O primeiro álbum, Starlite Walker, chegou em 1994, ainda com a companhia da dupla Malkmus e Nastanovich. Daí até 2008, os Silver Jews editariam The Natural Bridge (1996), American Water (1998), considerado o melhor álbum da banda, que parceria iluminado entre a voz de Berman e a guitarra de Malkmus, Bright Flight (2001), Tanglewood Numbers (2005) e Lookout Mountain, Lookout Sea (2008). Ao longo deste percurso, Berman contrariou sempre as regras oficiais para uma carreira de sucesso – esteve 16 anos sem dar uma digressão e mantinha-se em reclusão, avesso à exposição mediática – e sofreu uma crescente dependência de substâncias tóxicas que, em 2003, quase lhe custava a vida. Foi o próprio a contar numa entrevista, dois anos depois, a sua tentativa de suicídio num hotel de Nashville.
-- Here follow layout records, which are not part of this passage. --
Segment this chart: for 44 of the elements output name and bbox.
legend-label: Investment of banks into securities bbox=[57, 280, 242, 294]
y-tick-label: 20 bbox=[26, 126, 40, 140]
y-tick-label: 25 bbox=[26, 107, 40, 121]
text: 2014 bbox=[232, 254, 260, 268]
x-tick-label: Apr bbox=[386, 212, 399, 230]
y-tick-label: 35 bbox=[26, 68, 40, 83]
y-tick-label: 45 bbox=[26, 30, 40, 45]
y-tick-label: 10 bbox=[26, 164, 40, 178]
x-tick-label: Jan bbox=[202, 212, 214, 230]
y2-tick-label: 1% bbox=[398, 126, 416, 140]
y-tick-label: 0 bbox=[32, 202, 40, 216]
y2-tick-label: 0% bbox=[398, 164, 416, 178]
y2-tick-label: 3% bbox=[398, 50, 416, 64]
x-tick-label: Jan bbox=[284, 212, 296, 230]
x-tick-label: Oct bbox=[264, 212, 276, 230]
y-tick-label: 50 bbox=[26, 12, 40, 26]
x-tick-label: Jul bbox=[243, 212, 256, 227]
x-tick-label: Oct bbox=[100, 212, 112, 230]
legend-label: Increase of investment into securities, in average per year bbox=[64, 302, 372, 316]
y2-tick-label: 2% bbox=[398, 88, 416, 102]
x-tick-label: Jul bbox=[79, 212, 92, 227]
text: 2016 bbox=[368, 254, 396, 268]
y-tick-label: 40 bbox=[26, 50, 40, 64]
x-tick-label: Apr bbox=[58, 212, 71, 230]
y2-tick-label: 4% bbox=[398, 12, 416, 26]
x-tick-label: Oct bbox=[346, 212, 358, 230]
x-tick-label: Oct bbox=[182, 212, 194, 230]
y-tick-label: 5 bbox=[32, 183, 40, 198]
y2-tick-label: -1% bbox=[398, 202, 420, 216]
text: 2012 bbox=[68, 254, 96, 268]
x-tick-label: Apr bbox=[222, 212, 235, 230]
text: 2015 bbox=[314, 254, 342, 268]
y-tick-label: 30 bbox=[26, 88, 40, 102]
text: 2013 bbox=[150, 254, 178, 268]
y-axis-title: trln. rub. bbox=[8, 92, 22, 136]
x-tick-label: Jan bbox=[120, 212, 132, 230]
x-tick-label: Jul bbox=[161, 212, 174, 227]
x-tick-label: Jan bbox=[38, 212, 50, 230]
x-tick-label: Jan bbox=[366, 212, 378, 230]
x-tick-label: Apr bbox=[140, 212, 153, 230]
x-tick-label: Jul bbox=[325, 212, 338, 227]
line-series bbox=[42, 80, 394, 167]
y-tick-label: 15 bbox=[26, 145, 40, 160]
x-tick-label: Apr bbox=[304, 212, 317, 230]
Quando anunciou o fim dos Silver Jews, em 2009, justificou-o com um sentimento de culpa. Numa longa carta, revelava que o pai, o advogado Richard Berman, republicano, trabalhava em Washington a favor de lobbies antiambientalistas e da indústria do armamento e que dado que a sua música era incapaz de travar a maldade que o pai e pessoas como ele traziam ao mundo, seria inútil continuar. Dez anos depois, estava de regresso, sob novo nome, dilacerado por novas dores, mas empenhado num novo início. Os dois primeiros concertos da nova digressão estavam marcados para este sábado e domingo. Teriam lugar em New Jersey, o sítio onde tudo começou.